Cooperativa Brújulas began with a call to convene in 2019 from Bruje Fuego, a current group member, summoning people who had experience with or interest in interpretation for social justice. At that time, Bruje already had years of experience in different social movements and was in dialogue with Caracol Interpreters Cooperative and Antena Los Angeles members (both now inactive groups). Bruje wanted to connect with others and explore the possibility of forming a group of language workers in Puerto Rico. Initially, eight to ten people began to meet and share stories about their linguistic experiences, particularly stories of trauma with the English language and information about language justice. Like everything that Brújulas does, these meetings were also about healing. Then several workshops and trainings were organized to train new people in interpreting. Bruje says that this training was important to them because they had done a lot of interpreting in their life without training or support, and they did not want new people to go through the same things they did during those first years. 

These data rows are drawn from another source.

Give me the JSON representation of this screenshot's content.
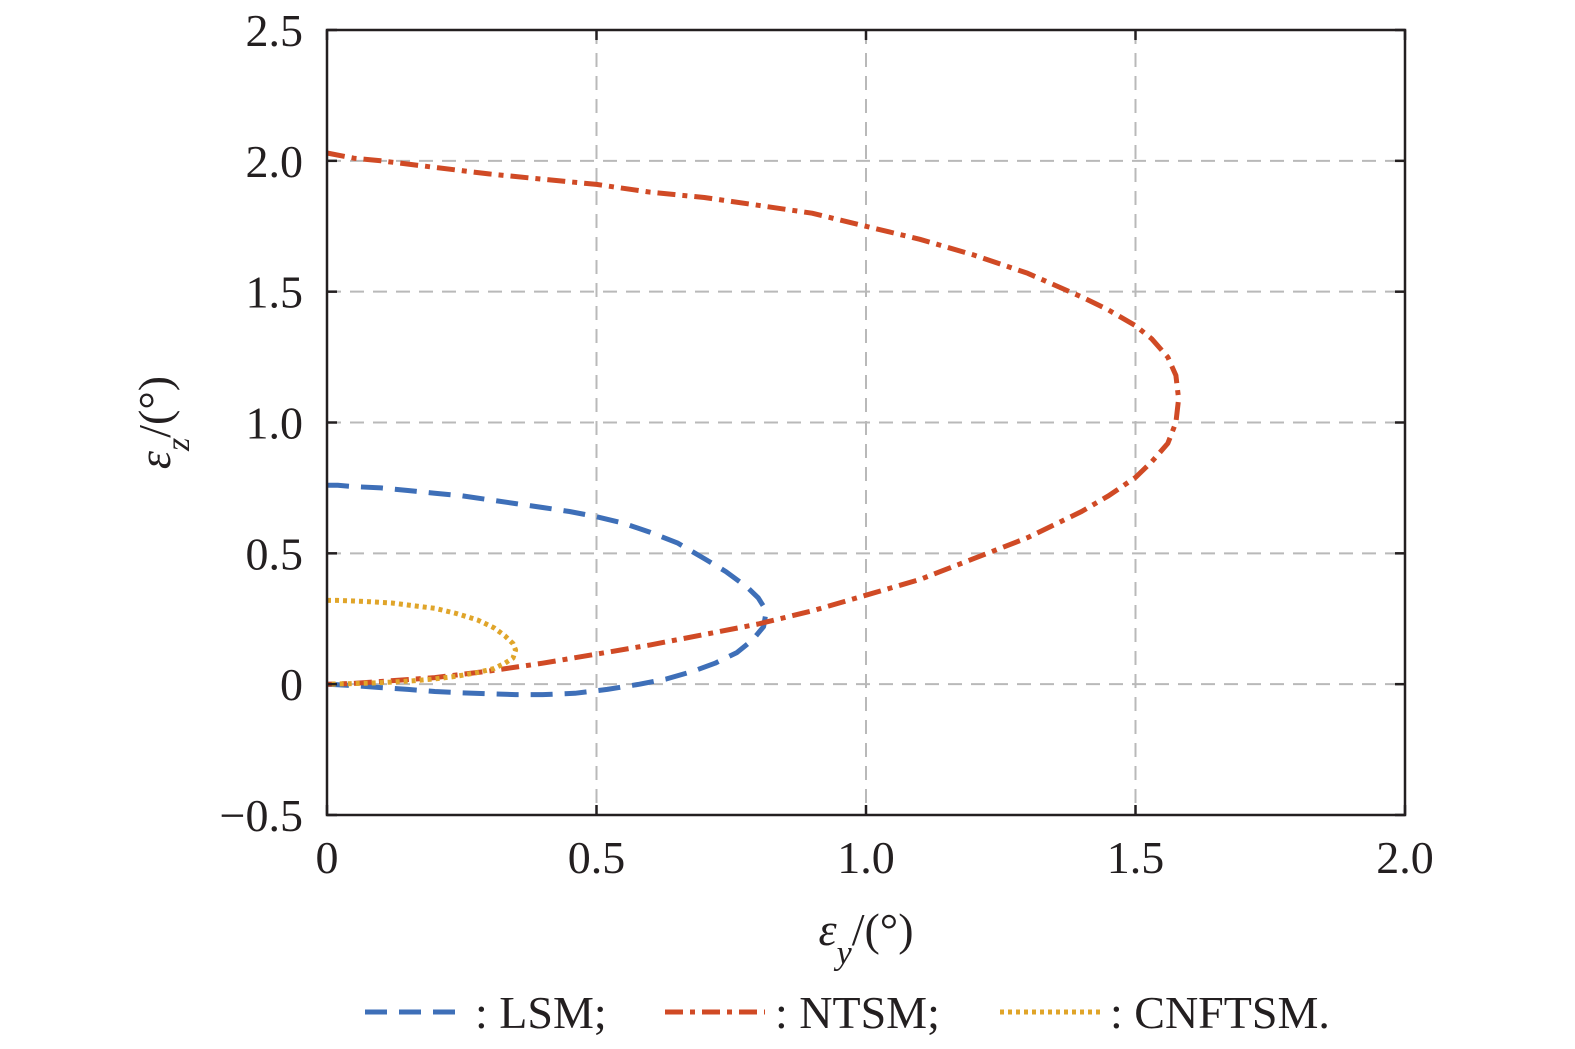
{
  "chart_data": {
    "type": "line",
    "title": "",
    "xlabel": {
      "symbol": "ε",
      "sub": "y",
      "unit": "/(°)"
    },
    "ylabel": {
      "symbol": "ε",
      "sub": "z",
      "unit": "/(°)"
    },
    "xlim": [
      0,
      2.0
    ],
    "ylim": [
      -0.5,
      2.5
    ],
    "x_ticks": [
      0,
      0.5,
      1.0,
      1.5,
      2.0
    ],
    "x_tick_labels": [
      "0",
      "0.5",
      "1.0",
      "1.5",
      "2.0"
    ],
    "y_ticks": [
      -0.5,
      0,
      0.5,
      1.0,
      1.5,
      2.0,
      2.5
    ],
    "y_tick_labels": [
      "−0.5",
      "0",
      "0.5",
      "1.0",
      "1.5",
      "2.0",
      "2.5"
    ],
    "grid": true,
    "legend_position": "bottom",
    "series": [
      {
        "name": ": LSM;",
        "color": "#3e6fb8",
        "dash": "dashed",
        "x": [
          0.0,
          0.02,
          0.05,
          0.1,
          0.15,
          0.2,
          0.25,
          0.3,
          0.35,
          0.4,
          0.45,
          0.5,
          0.55,
          0.6,
          0.65,
          0.7,
          0.74,
          0.78,
          0.8,
          0.815,
          0.81,
          0.79,
          0.76,
          0.72,
          0.68,
          0.63,
          0.58,
          0.52,
          0.46,
          0.4,
          0.35,
          0.3,
          0.25,
          0.2,
          0.15,
          0.1,
          0.05,
          0.02,
          0.0
        ],
        "y": [
          0.76,
          0.76,
          0.755,
          0.75,
          0.74,
          0.73,
          0.72,
          0.705,
          0.69,
          0.675,
          0.66,
          0.64,
          0.615,
          0.58,
          0.54,
          0.48,
          0.43,
          0.37,
          0.33,
          0.28,
          0.22,
          0.17,
          0.12,
          0.08,
          0.05,
          0.02,
          0.0,
          -0.02,
          -0.035,
          -0.04,
          -0.04,
          -0.037,
          -0.033,
          -0.028,
          -0.02,
          -0.013,
          -0.006,
          -0.002,
          0.0
        ]
      },
      {
        "name": ": NTSM;",
        "color": "#d04a25",
        "dash": "dash-dot",
        "x": [
          0.0,
          0.05,
          0.1,
          0.2,
          0.3,
          0.4,
          0.5,
          0.6,
          0.7,
          0.8,
          0.9,
          1.0,
          1.1,
          1.2,
          1.3,
          1.4,
          1.45,
          1.5,
          1.53,
          1.56,
          1.575,
          1.58,
          1.575,
          1.56,
          1.53,
          1.5,
          1.45,
          1.4,
          1.3,
          1.2,
          1.1,
          1.0,
          0.9,
          0.8,
          0.7,
          0.6,
          0.5,
          0.4,
          0.3,
          0.2,
          0.1,
          0.05,
          0.0
        ],
        "y": [
          2.03,
          2.01,
          2.0,
          1.975,
          1.95,
          1.93,
          1.91,
          1.88,
          1.86,
          1.83,
          1.8,
          1.75,
          1.7,
          1.64,
          1.57,
          1.48,
          1.43,
          1.37,
          1.32,
          1.25,
          1.18,
          1.09,
          1.0,
          0.92,
          0.85,
          0.79,
          0.72,
          0.66,
          0.56,
          0.48,
          0.4,
          0.34,
          0.28,
          0.23,
          0.19,
          0.15,
          0.115,
          0.08,
          0.05,
          0.025,
          0.01,
          0.003,
          0.0
        ]
      },
      {
        "name": ": CNFTSM.",
        "color": "#e0a52a",
        "dash": "dotted",
        "x": [
          0.0,
          0.02,
          0.05,
          0.08,
          0.12,
          0.16,
          0.2,
          0.24,
          0.28,
          0.31,
          0.33,
          0.345,
          0.35,
          0.345,
          0.33,
          0.31,
          0.28,
          0.24,
          0.2,
          0.16,
          0.12,
          0.08,
          0.05,
          0.02,
          0.0
        ],
        "y": [
          0.32,
          0.32,
          0.318,
          0.315,
          0.31,
          0.3,
          0.29,
          0.27,
          0.245,
          0.215,
          0.185,
          0.155,
          0.13,
          0.1,
          0.08,
          0.06,
          0.045,
          0.03,
          0.02,
          0.013,
          0.008,
          0.004,
          0.002,
          0.001,
          0.0
        ]
      }
    ]
  }
}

During the summer of 2019, when protests broke out in Puerto Rico, culminating in the resignation of then-governor Ricardo Rosselló, the group made themselves known for the first time. They began receiving referrals from other colleagues they were getting to know. At the same time, the group started to shrink due to different personal situations that the initial members of the group experienced. In 2020, they took their first steps to register with the government as a formal entity. They needed to do this due to the number of contracts that required a bank account and merchant number. Additionally, distributing the responsibility of paying taxes equitably within the group was becoming more complex.

For a while, they considered forming a non-profit organization and were also tempted by the idea of registering as a cooperative. But after consulting with a local cooperative association, they decided that starting a cooperative would subject them to much more regulation than registering as a corporation. So, they decided to formally register as a corporation with the internal commitment to manage their operations as a cooperative. Amid this process, the pandemic occurred, and for some time, two members could not return to the island.

Currently, the group considers themselves very young, and they are excited about the collaborations they are weaving. Lately, they are very proud of increasingly working in multilingual spaces with international colleagues in favor of collective and decolonial liberation.